See casa-ready.yml.example for a worked example with both form and supabase-jwt auth.

Migrating from v0.2.x → v0.3.0

V0.3.0 replaces the JS config with YAML. Easiest path: rm casa-ready.config.js && casa-ready init. See MIGRATION.md for a side-by-side translation.

v0.3.x → v0.4.0

V0.4.0 is fully backward-compatible.

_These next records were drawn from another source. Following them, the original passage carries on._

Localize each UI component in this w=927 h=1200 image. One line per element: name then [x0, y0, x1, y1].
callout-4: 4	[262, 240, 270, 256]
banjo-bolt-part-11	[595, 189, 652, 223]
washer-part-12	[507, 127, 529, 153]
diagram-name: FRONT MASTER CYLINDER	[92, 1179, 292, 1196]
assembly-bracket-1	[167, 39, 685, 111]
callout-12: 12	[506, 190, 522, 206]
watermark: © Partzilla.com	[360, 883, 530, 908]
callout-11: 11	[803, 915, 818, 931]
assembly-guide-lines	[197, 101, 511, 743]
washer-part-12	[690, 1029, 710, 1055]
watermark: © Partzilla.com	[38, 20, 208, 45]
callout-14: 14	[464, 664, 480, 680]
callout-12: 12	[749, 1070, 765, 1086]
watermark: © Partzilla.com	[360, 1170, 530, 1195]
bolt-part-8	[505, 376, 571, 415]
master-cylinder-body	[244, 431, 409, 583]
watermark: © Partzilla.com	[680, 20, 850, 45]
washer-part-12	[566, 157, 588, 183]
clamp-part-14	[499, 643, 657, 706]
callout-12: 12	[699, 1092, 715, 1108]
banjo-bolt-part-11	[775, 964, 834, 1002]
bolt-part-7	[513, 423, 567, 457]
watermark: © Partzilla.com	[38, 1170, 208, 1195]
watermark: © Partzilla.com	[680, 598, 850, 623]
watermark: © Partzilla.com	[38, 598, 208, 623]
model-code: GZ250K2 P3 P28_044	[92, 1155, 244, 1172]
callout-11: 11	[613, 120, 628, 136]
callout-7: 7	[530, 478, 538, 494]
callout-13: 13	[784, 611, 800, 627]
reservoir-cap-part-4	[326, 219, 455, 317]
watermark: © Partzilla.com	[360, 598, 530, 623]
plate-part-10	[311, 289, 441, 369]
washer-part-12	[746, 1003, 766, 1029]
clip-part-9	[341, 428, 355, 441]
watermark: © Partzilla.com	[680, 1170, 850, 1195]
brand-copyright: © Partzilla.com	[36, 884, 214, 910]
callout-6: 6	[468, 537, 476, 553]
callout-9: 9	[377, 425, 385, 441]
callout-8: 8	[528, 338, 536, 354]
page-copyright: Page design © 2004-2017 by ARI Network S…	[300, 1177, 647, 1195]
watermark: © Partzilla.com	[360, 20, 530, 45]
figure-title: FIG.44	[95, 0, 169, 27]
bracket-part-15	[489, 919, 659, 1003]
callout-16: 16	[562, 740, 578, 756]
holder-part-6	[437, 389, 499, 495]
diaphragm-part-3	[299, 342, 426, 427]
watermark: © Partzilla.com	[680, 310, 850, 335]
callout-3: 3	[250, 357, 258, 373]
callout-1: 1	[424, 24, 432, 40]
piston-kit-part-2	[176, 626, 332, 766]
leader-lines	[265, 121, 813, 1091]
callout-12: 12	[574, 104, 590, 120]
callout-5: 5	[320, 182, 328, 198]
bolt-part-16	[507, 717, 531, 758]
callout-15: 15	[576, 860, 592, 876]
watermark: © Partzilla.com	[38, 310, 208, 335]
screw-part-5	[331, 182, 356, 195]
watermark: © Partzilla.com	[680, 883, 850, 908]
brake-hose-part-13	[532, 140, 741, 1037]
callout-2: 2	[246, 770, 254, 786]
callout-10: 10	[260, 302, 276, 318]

New optional fields on targets[]:

seedDir: ./supabase/functions   # Supabase shortcut: glob subdirs into seed URLs
seedUrls: ['/functions/v1/legacy-endpoint']   # explicit list (full URLs or paths)
scan: oauth-callback            # per-target scan flavor (only oauth-callback for now)
auth: { type: none }            # for genuinely public endpoints
callbackParams:                 # required when scan: oauth-callback
  state: test-state-token
  code: test-authorization-code

For Supabase apps, the one-line addition is seedDir: ./supabase/functions on your existing api target. ZAP's spider then discovers all your Edge Functions automatically.

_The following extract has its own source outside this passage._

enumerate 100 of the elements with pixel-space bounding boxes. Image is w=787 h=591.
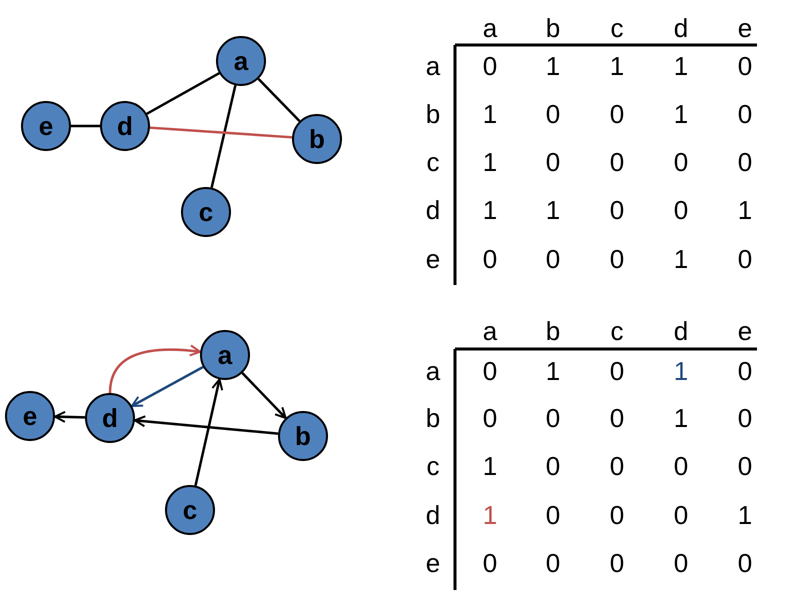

OAuth callback active-scanning is experimental in v0.4.x — see the CHANGELOG [0.4.4] entry for the known URL_NOT_IN_CONTEXT failure mode and the V2.1 tracking note. The schema accepts the shape today; only the implementation is broken. The seedDir-based passive scan above DOES exercise OAuth callback endpoints — just without active param fuzzing.

IDE autocomplete

VS Code with the YAML extension installed picks up CASA Ready's published JSON Schema automatically (via the # yaml-language-server: $schema=... directive that casa-ready init writes at the top of your config). You get inline field validation, autocomplete on every key, and schema-aware error messages.

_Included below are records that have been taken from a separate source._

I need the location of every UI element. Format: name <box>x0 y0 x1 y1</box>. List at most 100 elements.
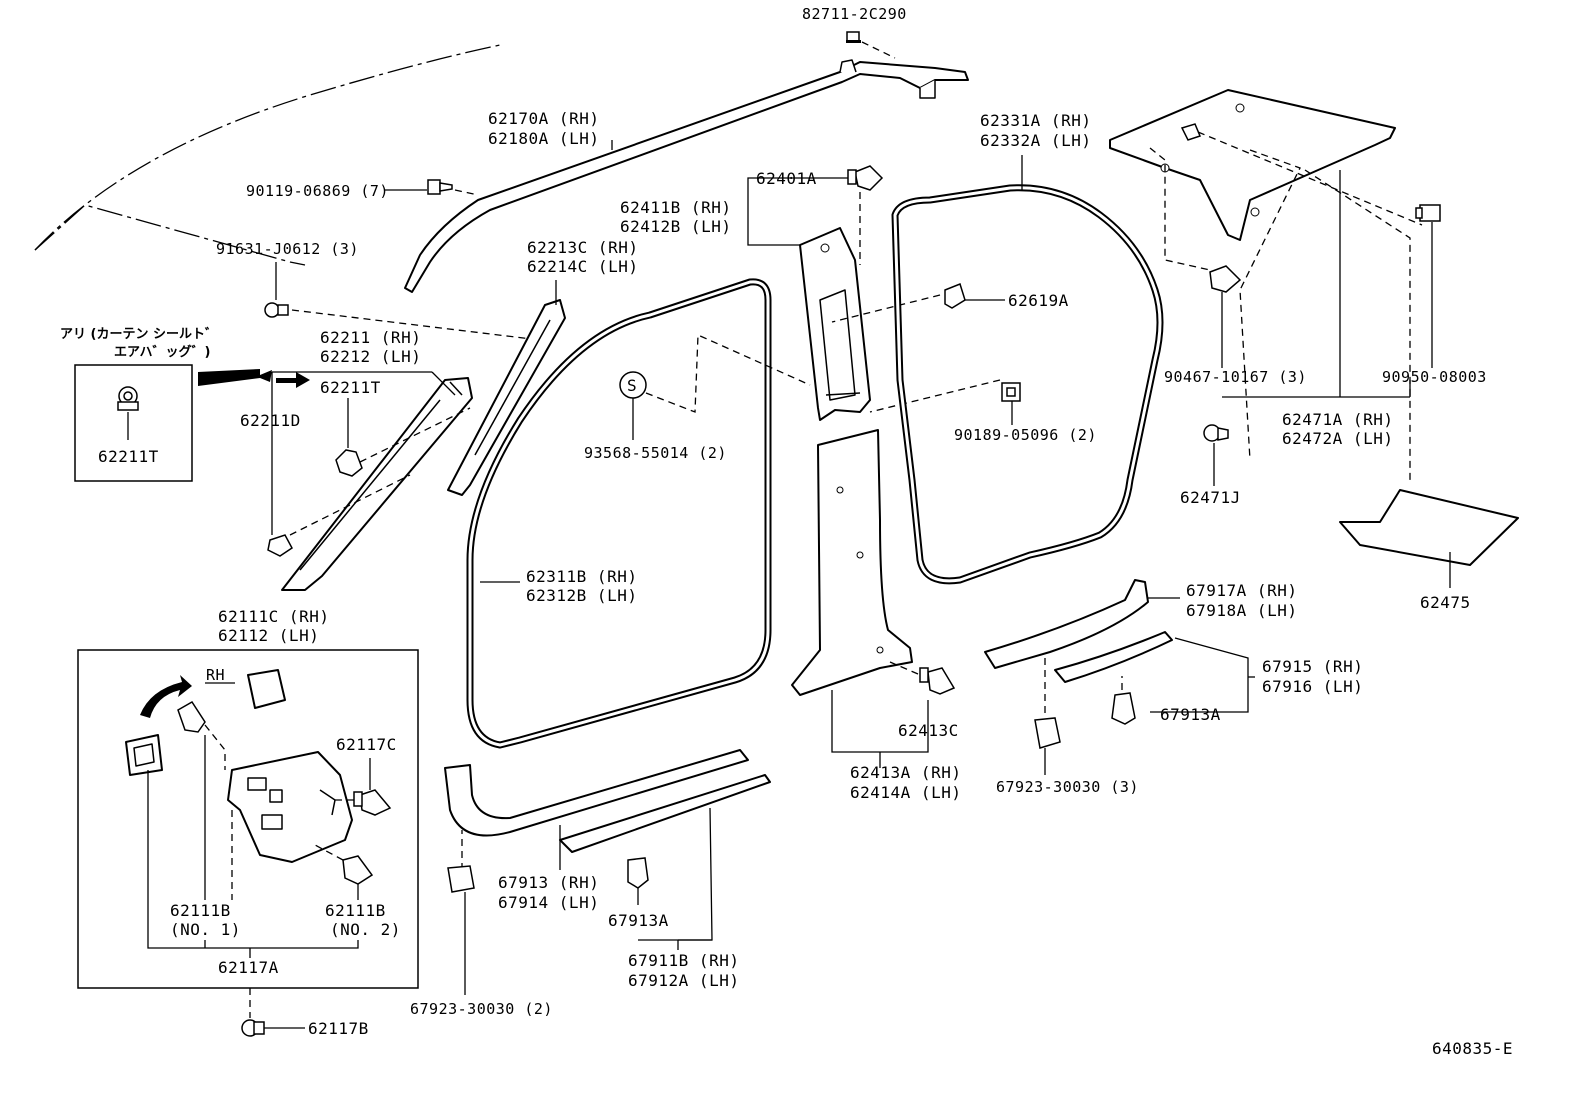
label-62111b1: 62111B <box>170 901 231 920</box>
label-62401a: 62401A <box>756 169 817 188</box>
clip-67923-c-icon <box>447 865 475 893</box>
label-67914: 67914 (LH) <box>498 893 599 912</box>
label-91631: 91631-J0612 (3) <box>216 240 359 258</box>
label-90467: 90467-10167 (3) <box>1164 368 1307 386</box>
label-62111c: 62111C (RH) <box>218 607 329 626</box>
kick-panel-bracket <box>147 735 359 949</box>
label-67911b: 67911B (RH) <box>628 951 739 970</box>
b-pillar-upper-garnish <box>799 227 871 421</box>
label-62117b: 62117B <box>308 1019 369 1038</box>
label-no2: (NO. 2) <box>330 920 401 939</box>
clip-tray-top-icon <box>1180 123 1202 141</box>
b-pillar-lower-garnish <box>791 429 913 696</box>
front-door-seal <box>466 278 772 749</box>
clip-67913a-c-icon <box>627 857 649 889</box>
a-pillar-dash-1 <box>359 407 471 463</box>
label-62312b: 62312B (LH) <box>526 586 637 605</box>
label-90950: 90950-08003 <box>1382 368 1487 386</box>
label-90119: 90119-06869 (7) <box>246 182 389 200</box>
label-67916: 67916 (LH) <box>1262 677 1363 696</box>
clip-62211t-icon <box>335 449 363 477</box>
rear-door-seal <box>891 184 1164 585</box>
label-62211t: 62211T <box>320 378 381 397</box>
clip-67913a-r-icon <box>1111 692 1136 725</box>
b-pillar-bracket <box>747 177 848 246</box>
kick-panel-bolt-dash <box>204 724 226 770</box>
clip-62413c-icon <box>919 667 956 695</box>
label-67923-r: 67923-30030 (3) <box>996 778 1139 796</box>
clip-82711-icon <box>846 31 861 43</box>
body-outline-chain <box>34 44 501 251</box>
clip-67923-r-icon <box>1034 717 1061 749</box>
rear-door-seal-inner <box>893 186 1162 583</box>
figure-id: 640835-E <box>1432 1039 1513 1058</box>
clip-90950-icon <box>1415 204 1441 222</box>
kick-panel-trim <box>227 751 353 863</box>
label-67923-c: 67923-30030 (2) <box>410 1000 553 1018</box>
label-62471j: 62471J <box>1180 488 1241 507</box>
label-62170a: 62170A (RH) <box>488 109 599 128</box>
front-door-seal-inner <box>468 280 770 747</box>
label-62112: 62112 (LH) <box>218 626 319 645</box>
label-s-mark: S <box>627 376 637 395</box>
label-62414a: 62414A (LH) <box>850 783 961 802</box>
clip-62471j-icon <box>1203 424 1229 442</box>
clip-91631-icon <box>264 302 289 318</box>
clip-90467-icon <box>1209 265 1242 293</box>
a-pillar-garnish <box>281 377 473 591</box>
label-82711: 82711-2C290 <box>802 5 907 23</box>
label-jp-line2: エアハ゛ッグ゛) <box>114 344 210 360</box>
label-67913: 67913 (RH) <box>498 873 599 892</box>
label-67913a-r: 67913A <box>1160 705 1221 724</box>
label-62413c: 62413C <box>898 721 959 740</box>
front-sill-bracket <box>677 807 713 950</box>
label-62211t-box: 62211T <box>98 447 159 466</box>
label-67912a: 67912A (LH) <box>628 971 739 990</box>
clip-62111b2-icon <box>342 855 374 885</box>
label-62214c: 62214C (LH) <box>527 257 638 276</box>
label-62331a: 62331A (RH) <box>980 111 1091 130</box>
label-67915: 67915 (RH) <box>1262 657 1363 676</box>
label-90189: 90189-05096 (2) <box>954 426 1097 444</box>
label-67918a: 67918A (LH) <box>1186 601 1297 620</box>
rear-scuff-plate <box>984 579 1149 669</box>
tray-mat <box>1339 489 1519 566</box>
label-62411b: 62411B (RH) <box>620 198 731 217</box>
kick-panel-cover-rh <box>247 669 286 709</box>
label-62111b2: 62111B <box>325 901 386 920</box>
label-62475: 62475 <box>1420 593 1471 612</box>
kick-panel-arrow <box>140 675 192 718</box>
package-tray-dash-1 <box>1197 131 1423 226</box>
label-62117a: 62117A <box>218 958 279 977</box>
a-pillar-dash-2 <box>289 474 411 536</box>
label-67913a-c: 67913A <box>608 911 669 930</box>
screw-90119-dash <box>454 189 479 196</box>
package-tray-bracket <box>1222 170 1411 398</box>
label-62311b: 62311B (RH) <box>526 567 637 586</box>
clip-90189-icon <box>1001 382 1021 402</box>
label-rh: RH <box>206 666 225 684</box>
label-62413a: 62413A (RH) <box>850 763 961 782</box>
clip-62117b-icon <box>241 1019 265 1037</box>
label-62213c: 62213C (RH) <box>527 238 638 257</box>
clip-90189-dash <box>869 379 1001 413</box>
clip-62111b2-dash <box>314 844 344 861</box>
label-62472a: 62472A (LH) <box>1282 429 1393 448</box>
clip-62413c-dash <box>889 661 919 675</box>
rear-door-sill <box>1054 631 1173 683</box>
label-jp-line1: アリ (カーテン シールト゛ <box>60 326 218 342</box>
package-tray-dash-3 <box>1239 149 1301 461</box>
s-marker-dash <box>645 334 811 413</box>
label-62412b: 62412B (LH) <box>620 217 731 236</box>
package-tray-trim <box>1109 89 1396 241</box>
clip-62117c-icon <box>353 789 392 816</box>
label-62212lh: 62212 (LH) <box>320 347 421 366</box>
screw-90119-icon <box>427 179 453 195</box>
clip-62211d-icon <box>267 534 293 557</box>
kick-panel-bolt <box>177 700 206 733</box>
label-no1: (NO. 1) <box>170 920 241 939</box>
label-62211d: 62211D <box>240 411 301 430</box>
label-62471a: 62471A (RH) <box>1282 410 1393 429</box>
label-67917a: 67917A (RH) <box>1186 581 1297 600</box>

New auth type: supabase-jwt

For Supabase-backed apps, the supabase-jwt auth type performs the JSON-body Supabase login, extracts the JWT, and includes it on subsequent requests. It also wires ZAP's periodic re-auth so long scans don't fail when the 1-hour JWT expires.

Known V1 limitations

  • Scan policy is a permissive fallback, not the official ADA-tuned policy. The App Defense Alliance distributes its CASA-tuned ZAP policy via the Tier 2 tooling matrix, not in their public GitHub repo. V1 ships with a MEDIUM/HIGH OWASP Top 10 fallback in configs/zap/casa-tier2.policy. Replacing it with the official policy is the first V1.1 improvement (see configs/zap/README.md).
  • Two auth types: form and supabase-jwt. Other JSON-API auth providers (Auth0, Firebase, custom) need a new auth module — generic json-script is a future addition.
  • Single loginUrl for all envs. Both staging and prod scans use the one auth.loginUrl from your config. If your prod login URL differs, edit the config before scanning prod.
  • Anonymous + authenticated coverage. ZAP only walks the surfaces it can reach with the supplied credentials. OAuth-gated pages (e.g. Gmail-restricted user paths) require V2's authenticated-flow scanning.

Status & roadmap

V1 must ship before 2026-07-23 — Magpipe's CASA deadline. Built in lockstep with that submission so every feature is grounded in a real pain point we hit.

Roadmap

| Version | Scope | Triggered by | |---|---|---| | V1 (in design) | casa-ready scan — anonymous + form-auth OWASP ZAP scan against the primary origin (e.g., magpipe.ai) with the CASA-mapped CWE policy | The 2026-07-23 deadline | | V1.1 ✓ | Multi-target scanning (targets[]) + supabase-jwt auth with JWT refresh | Shipped 2026-04-29 in v0.2.0 | | V1.2 ✓ | YAML config + init command + JSON Schema + TS types — OSS launch quality | Shipped 2026-05-01 in v0.3.0 | | V2 ◐ | Endpoint seeding (seedDir/seedUrls) ✓ shipped; OAuth callback active-scanning experimental | v0.4.0v0.4.4 2026-05-01 | | V2.1 | OAuth callback active-scan rewrite — custom --hook bypassing zap-api-scan.py host-root normalization | Next | | later | casa-ready saq — SAQ Copilot drafting from repo + cloud config | After V1 produces real scan output to feed it | | later | casa-ready precheck — Top-20 CWE pre-fix snippets for common stacks | After we see which CWEs Magpipe (and contributors' apps) actually trip |

License

MIT. Use it, fork it, sell services around it.